In 1976, the building was sold to Solomon’s Masonic Lodge 1, the current owner of the property. The lodge, which says it is the “oldest continuously operated English Constituted Lodge of Freemasons in the Western Hemisphere,” has ties to the colony’s founding and counts Georgia’s founder, James Edward Oglethorpe, among its original members.

The lodge can’t afford the upkeep and insurance on the 9,300-square-foot building because of the fraternal organization’s dwindling membership.

“We are operating at a deficit,” said Savannah attorney Darryl Gugig, who is the lodge’s treasurer. “The number of people who pay dues into the organization is declining, and our older members are passing away. We are burning through our endowment, and the members of the lodge rightly concluded that it would be wiser to find someplace else that we could use as a lodge.”

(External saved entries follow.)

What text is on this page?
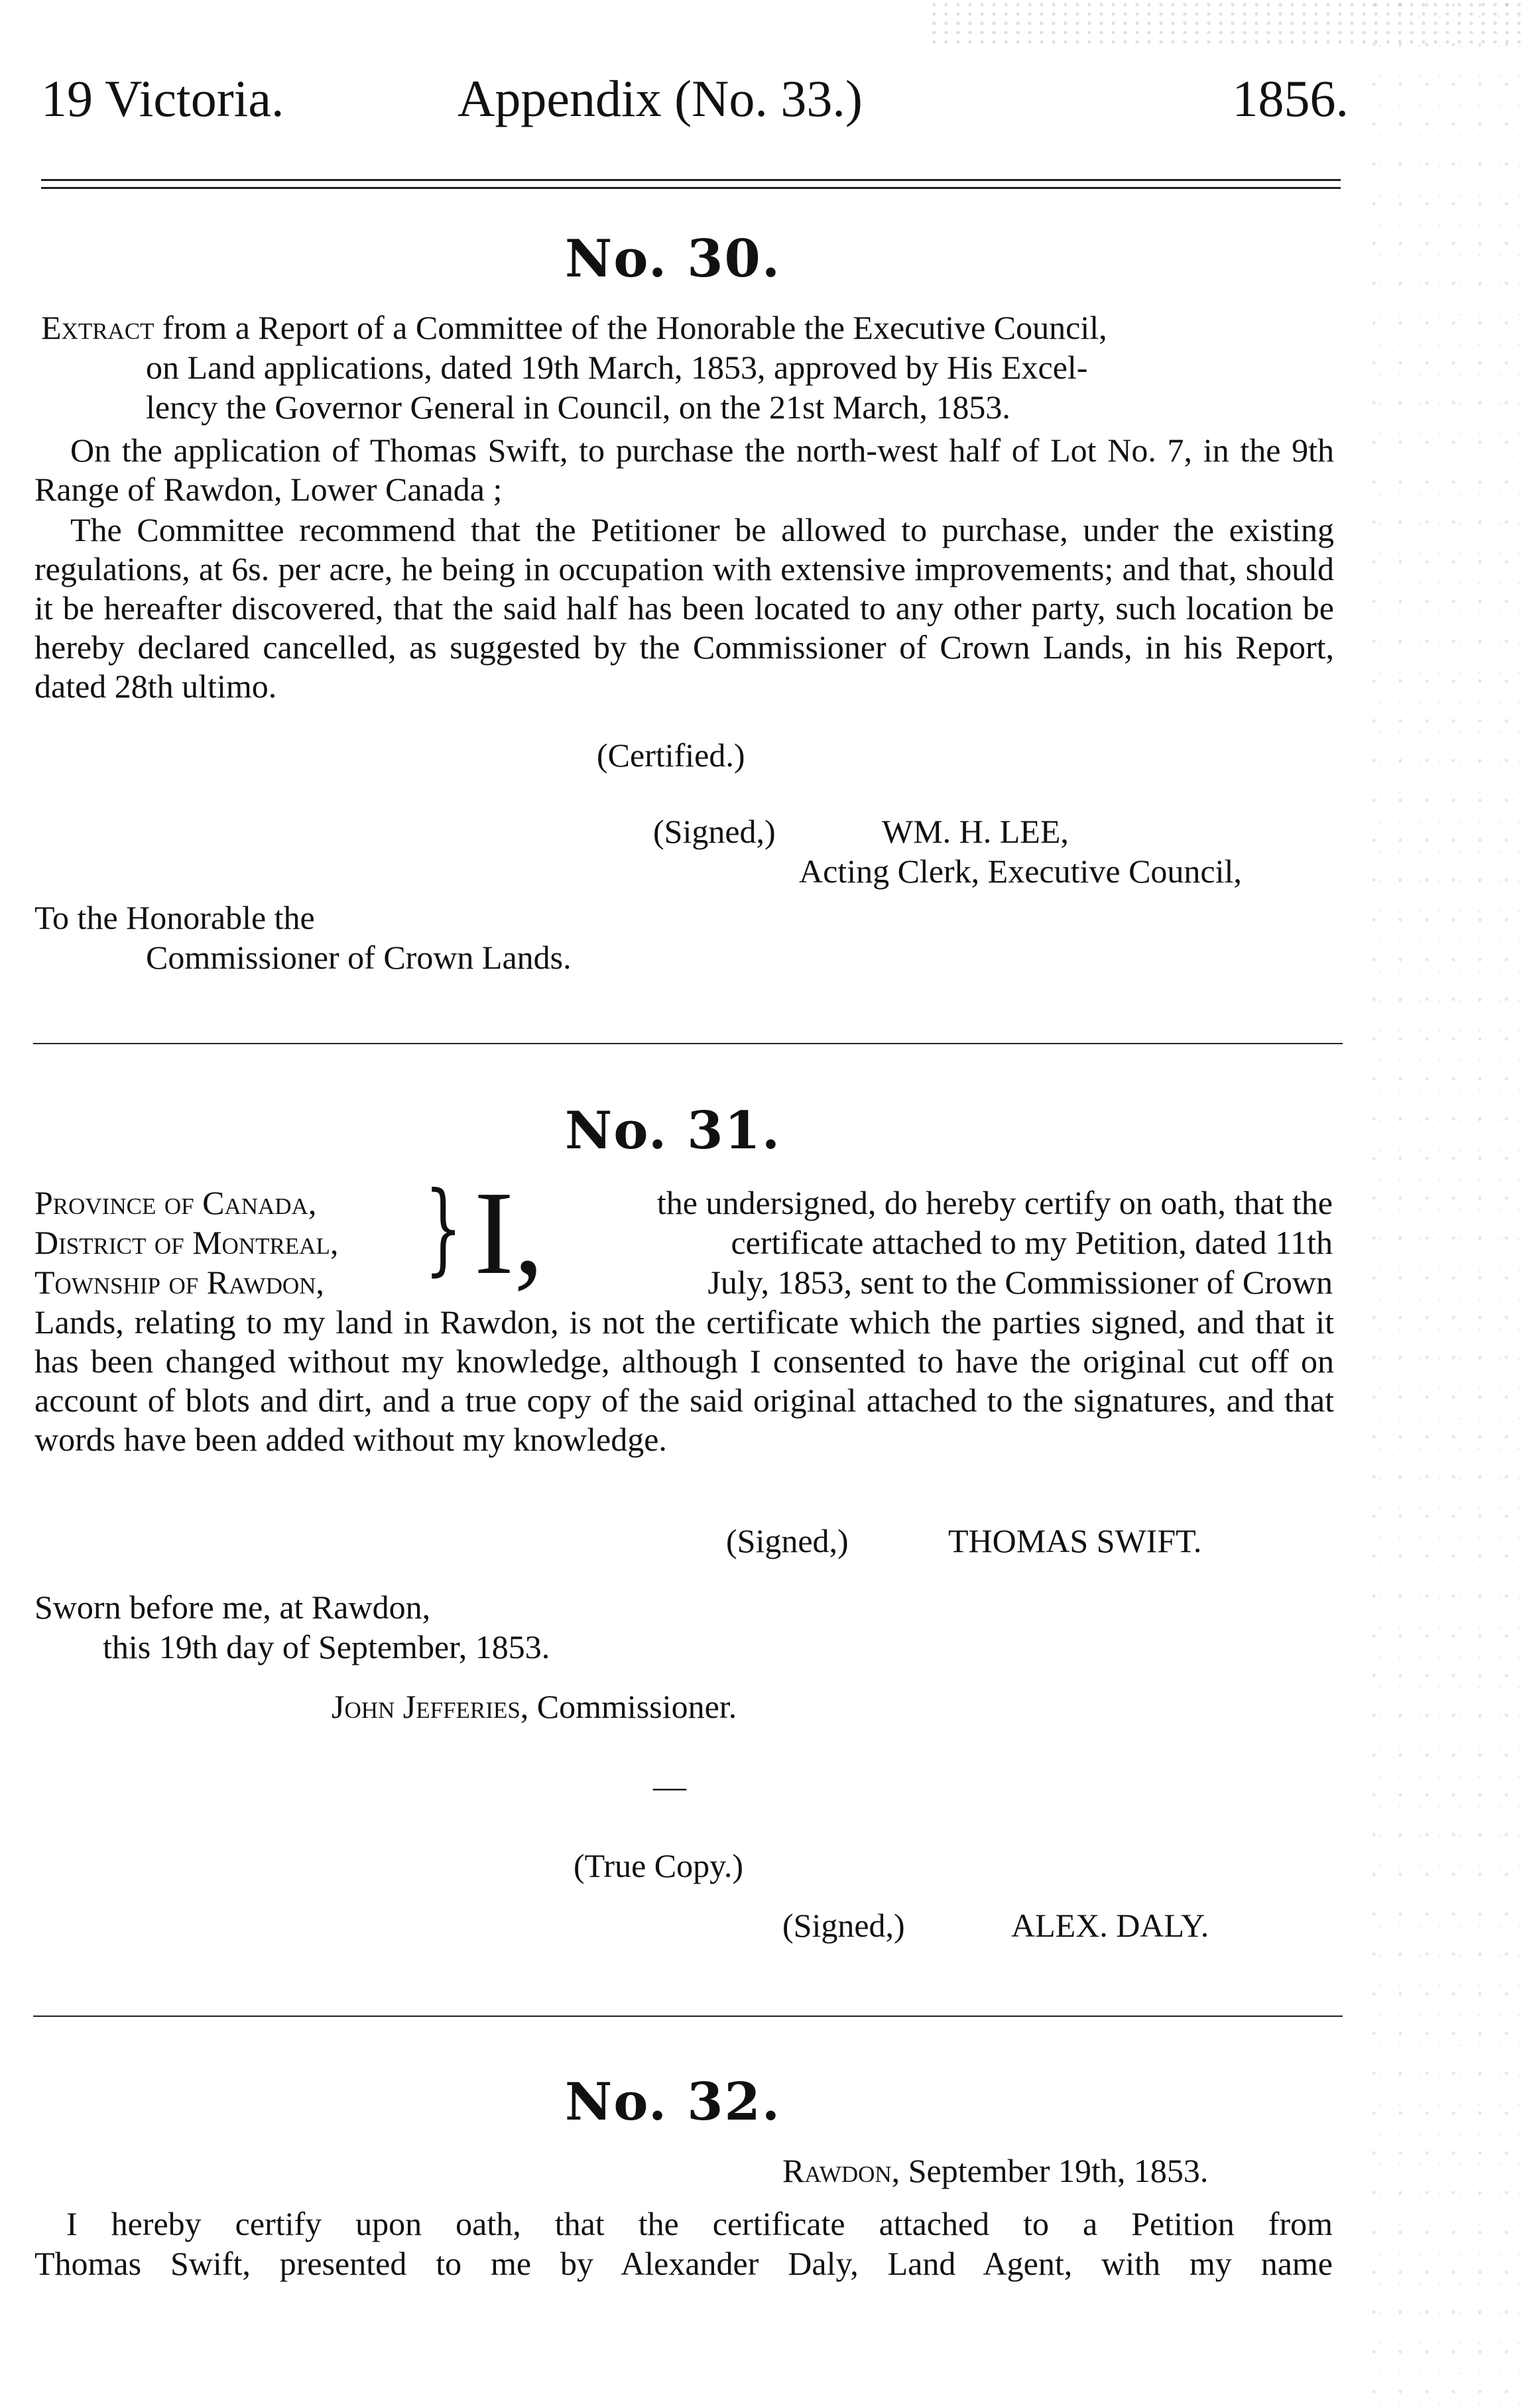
19 Victoria.	Appendix (No. 33.)	1856.
No. 30.
Extract from a Report of a Committee of the Honorable the Executive Council,
on Land applications, dated 19th March, 1853, approved by His Excel-
lency the Governor General in Council, on the 21st March, 1853.
On the application of Thomas Swift, to purchase the north-west half of Lot No. 7, in the 9th Range of Rawdon, Lower Canada ;
The Committee recommend that the Petitioner be allowed to purchase, under the existing regulations, at 6s. per acre, he being in occupation with extensive improvements; and that, should it be hereafter discovered, that the said half has been located to any other party, such location be hereby declared cancelled, as suggested by the Commissioner of Crown Lands, in his Report, dated 28th ultimo.
(Certified.)
(Signed,)	WM. H. LEE,
Acting Clerk, Executive Council,
To the Honorable the
Commissioner of Crown Lands.
No. 31.
Province of Canada,
District of Montreal,
Township of Rawdon, } I,	the undersigned, do hereby certify on oath, that the
certificate attached to my Petition, dated 11th
July, 1853, sent to the Commissioner of Crown
Lands, relating to my land in Rawdon, is not the certificate which the parties signed, and that it has been changed without my knowledge, although I consented to have the original cut off on account of blots and dirt, and a true copy of the said original attached to the signatures, and that words have been added without my knowledge.
(Signed,)	THOMAS SWIFT.
Sworn before me, at Rawdon,
this 19th day of September, 1853.
John Jefferies, Commissioner.
—
(True Copy.)
(Signed,)	ALEX. DALY.
No. 32.
Rawdon, September 19th, 1853.
I hereby certify upon oath, that the certificate attached to a Petition from
Thomas Swift, presented to me by Alexander Daly, Land Agent, with my name
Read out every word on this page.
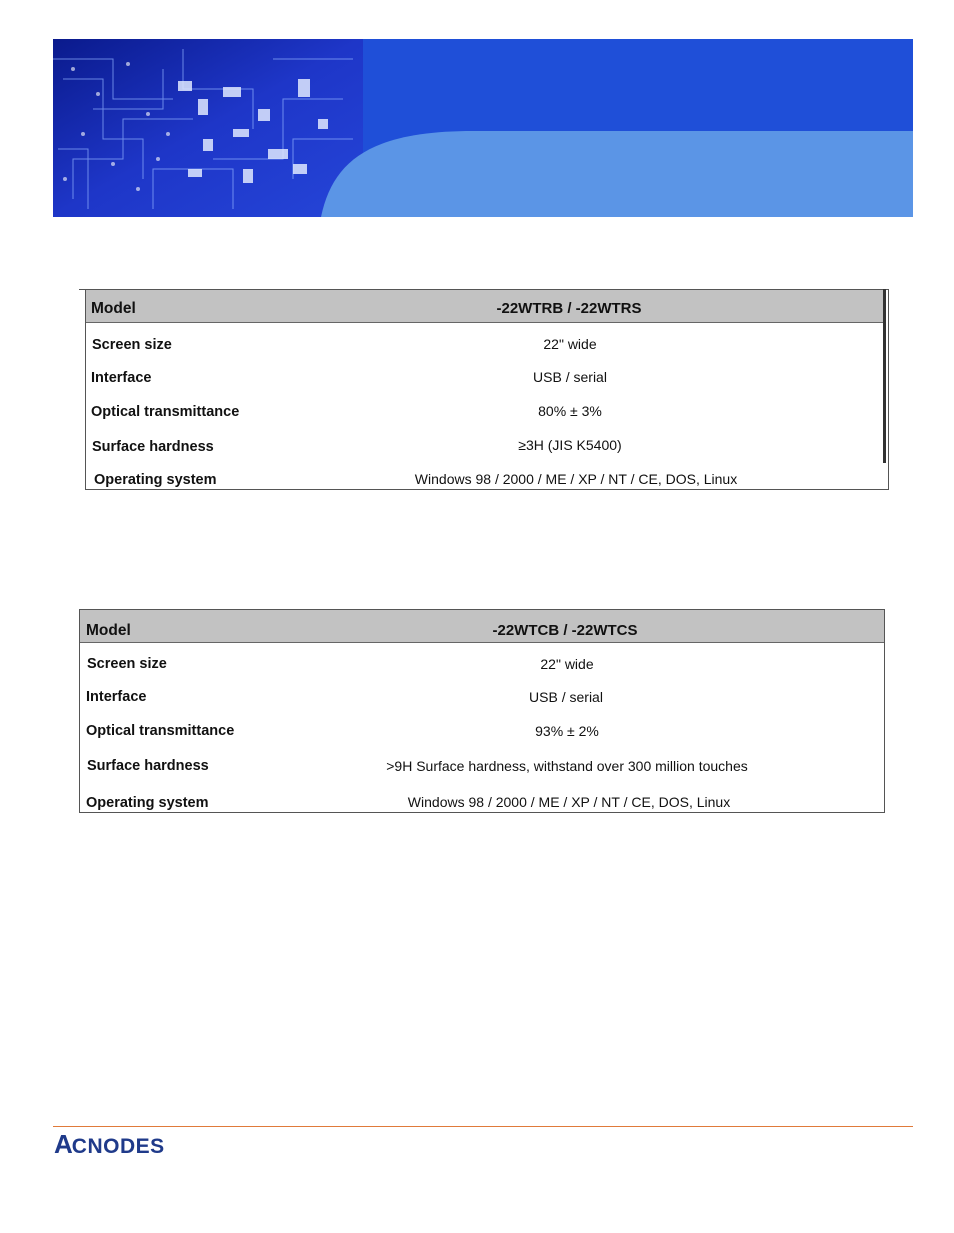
Model	-22WTRB / -22WTRS
Screen size	22" wide
Interface	USB / serial
Optical transmittance	80% ± 3%
Surface hardness	≥3H (JIS K5400)
Operating system	Windows 98 / 2000 / ME / XP / NT / CE, DOS, Linux
Model	-22WTCB / -22WTCS
Screen size	22" wide
Interface	USB / serial
Optical transmittance	93% ± 2%
Surface hardness	>9H Surface hardness, withstand over 300 million touches
Operating system	Windows 98 / 2000 / ME / XP / NT / CE, DOS, Linux
ACNODES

The lodge meets four times a month in the building. The throne in its ritual room was donated by George Washington. Gugig said the lodge hasn’t decided on its next home but that West Savannah’s Scottish Rite Masonic Center, which hosts other Masonic lodge meetings, could be a near-term landing spot.

Potential buyers include the city of Savannah and the Savannah College of Art & Design, or SCAD. Neither has put in a bid, but representatives for both have toured the building since it was put up for sale, according to Gugig. The city owns the nearby Thomas Gamble Building, and SCAD has bought many other Savannah historic properties.

“There are a lot of eyes on that building because of its historical significance,” said Detric Leggett, the alderman for Savannah’s District 2, where the Cotton Exchange is located.

Leggett added that having the city buy the property “isn’t off the table.”

“People like myself and the mayor (Van Johnson), people who understand what the value of that building is, would advocate that it be accessible to the public. We have to consider its historical value and economic value.”

SCAD didn’t respond to a request for comment Monday. If it bought the Cotton Exchange, the building would remain off the city’s tax rolls because of the college’s status as a nonprofit university.